[
https://issues.apache.org/jira/browse/KAFKA-598?page=com.atlassian.jira.plugin.system.issuetabpanels:comment-tabpanel&focusedCommentId=13508898#comment-13508898
]
Jay Kreps commented on KAFKA-598:
---------------------------------
I have some minor stylistic feedback, but first I think it would be good to
discuss the model this implements and get consensus on that.
My understand of this patch is that it does the following:
1. multifetch all partitions using a per-partition fetch size based on the
configuration the user provides in the consumer config (fetch.size)
2. check if there are any incomplete fetches and re-fetch these partitions
using the consumer config (upper.fetch.size)
I think this may not be the best approach, but I am not sure. Here is my
argument for why this configuration isn't really better than the current setup.
Let's say you want to configure your consumer to be reliable and not crash, you
need to align your jvm heap settings with your kafka memory usage. How much
memory will this configuration use? Well in the worst case all partitions will
come back incomplete so you need enough memory for upper.fetch.size *
num_partitions. Actually since we have a queue of chunks, it is a multiple of
this, but I think we need to fix that as a separate issue, so ignore that for
now. Two conclusions from this: (1) the only parameter that matters is
upper.fetch.size and if I have sufficient memory for that why not fetch more?

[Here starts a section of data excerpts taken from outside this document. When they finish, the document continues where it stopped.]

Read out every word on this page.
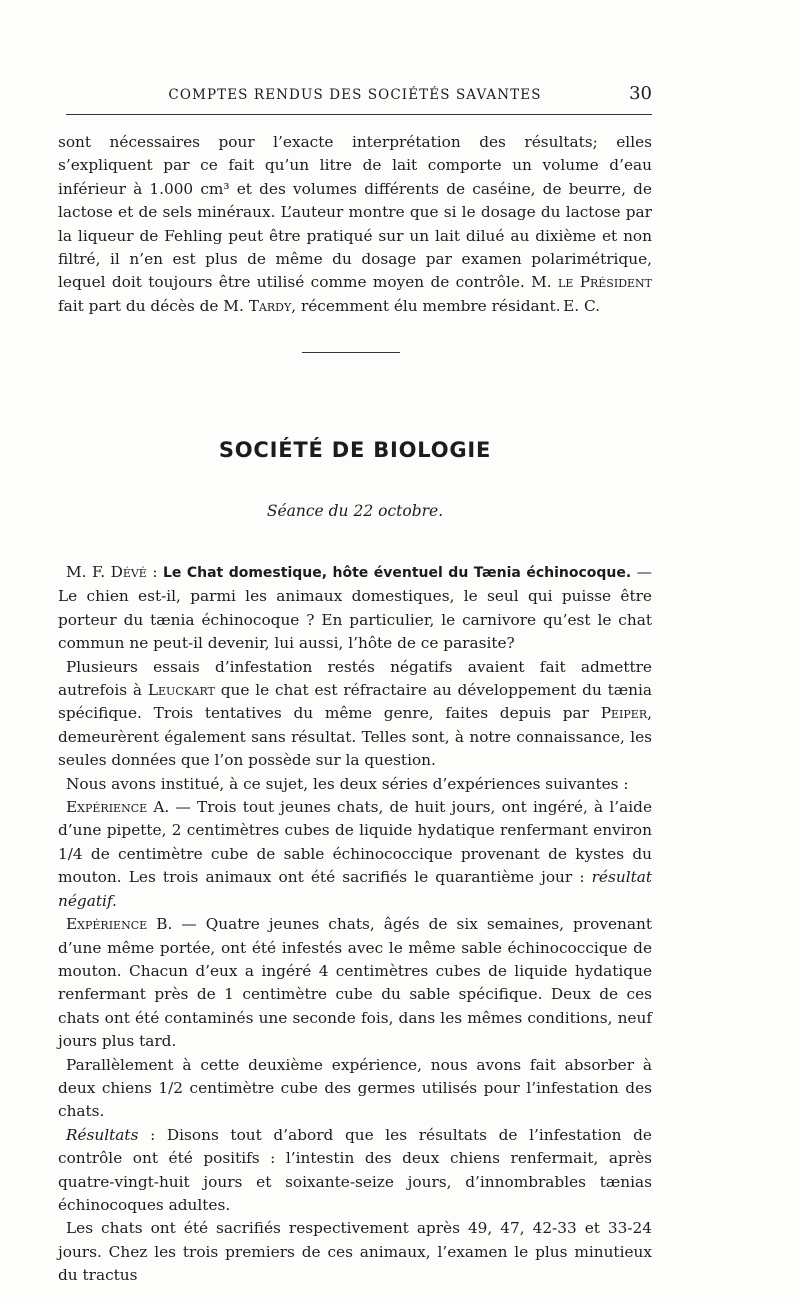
COMPTES RENDUS DES SOCIÉTÉS SAVANTES	30

sont nécessaires pour l’exacte interprétation des résultats; elles s’expliquent par ce fait qu’un litre de lait comporte un volume d’eau inférieur à 1.000 cm³ et des volumes différents de caséine, de beurre, de lactose et de sels minéraux. L’auteur montre que si le dosage du lactose par la liqueur de Fehling peut être pratiqué sur un lait dilué au dixième et non filtré, il n’en est plus de même du dosage par examen polarimétrique, lequel doit toujours être utilisé comme moyen de contrôle. M. le Président fait part du décès de M. Tardy, récemment élu membre résidant. E. C.

SOCIÉTÉ DE BIOLOGIE
Séance du 22 octobre.

M. F. Dévé : Le Chat domestique, hôte éventuel du Tænia échinocoque. — Le chien est-il, parmi les animaux domestiques, le seul qui puisse être porteur du tænia échinocoque ? En particulier, le carnivore qu’est le chat commun ne peut-il devenir, lui aussi, l’hôte de ce parasite?

Plusieurs essais d’infestation restés négatifs avaient fait admettre autrefois à Leuckart que le chat est réfractaire au développement du tænia spécifique. Trois tentatives du même genre, faites depuis par Peiper, demeurèrent également sans résultat. Telles sont, à notre connaissance, les seules données que l’on possède sur la question.

Nous avons institué, à ce sujet, les deux séries d’expériences suivantes :

Expérience A. — Trois tout jeunes chats, de huit jours, ont ingéré, à l’aide d’une pipette, 2 centimètres cubes de liquide hydatique renfermant environ 1/4 de centimètre cube de sable échinococcique provenant de kystes du mouton. Les trois animaux ont été sacrifiés le quarantième jour : résultat négatif.

Expérience B. — Quatre jeunes chats, âgés de six semaines, provenant d’une même portée, ont été infestés avec le même sable échinococcique de mouton. Chacun d’eux a ingéré 4 centimètres cubes de liquide hydatique renfermant près de 1 centimètre cube du sable spécifique. Deux de ces chats ont été contaminés une seconde fois, dans les mêmes conditions, neuf jours plus tard.

Parallèlement à cette deuxième expérience, nous avons fait absorber à deux chiens 1/2 centimètre cube des germes utilisés pour l’infestation des chats.

Résultats : Disons tout d’abord que les résultats de l’infestation de contrôle ont été positifs : l’intestin des deux chiens renfermait, après quatre-vingt-huit jours et soixante-seize jours, d’innombrables tænias échinocoques adultes.

Les chats ont été sacrifiés respectivement après 49, 47, 42-33 et 33-24 jours. Chez les trois premiers de ces animaux, l’examen le plus minutieux du tractus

(2) the memory I need depends on the number of partitions I am assigned, but
this is out of my control (if a consumer dies it will increase) so it is almost
impossible to set this right.
Here is an alternative. Have only one configuration: max.fetch.size which
bounds the per-request memory allocation. Instead of using this for ever
partition, instead use max.fetch.size/num_partitions so that increasing the
number of partitions decreases the fetch size but does not increase memory
usage. For incomplete fetches, follow up by doing a sequential fetch for each
incomplete partition using the full max.fetch.size for just that partition. The
reason I think this is better is that you get a hard bound on memory usage
(which in practice you MUST have to run reliably) and this same bound also acts
as the limit on the largest message you can handle. The two counter-arguments
against this approach are (1) rather than crashing if you add partitions this
approach will get slower (due to smaller fetches and eventually sequential
fetches) you could argue that crashing is better than slow, (2) there could
potentially be memory allocation downsides to doing large allocations in the
common case (though there are definitely I/O benefits).
Let's figure this out and then I will do a more detailed review of the patch.
> decouple fetch size from max message size
> -----------------------------------------
>
> Key: KAFKA-598
> URL: https://issues.apache.org/jira/browse/KAFKA-598
> Project: Kafka
> Issue Type: Bug
> Components: core
> Affects Versions: 0.8
> Reporter: Jun Rao
> Assignee: Joel Koshy
> Attachments: KAFKA-598-v1.patch
>
>
> Currently, a consumer has to set fetch size larger than the max message size.
> This increases the memory footprint on the consumer, especially when a large
> number of topic/partition is subscribed. By decoupling the fetch size from
> max message size, we can use a smaller fetch size for normal consumption and
> when hitting a large message (hopefully rare), we automatically increase
> fetch size to max message size temporarily.
--
This message is automatically generated by JIRA.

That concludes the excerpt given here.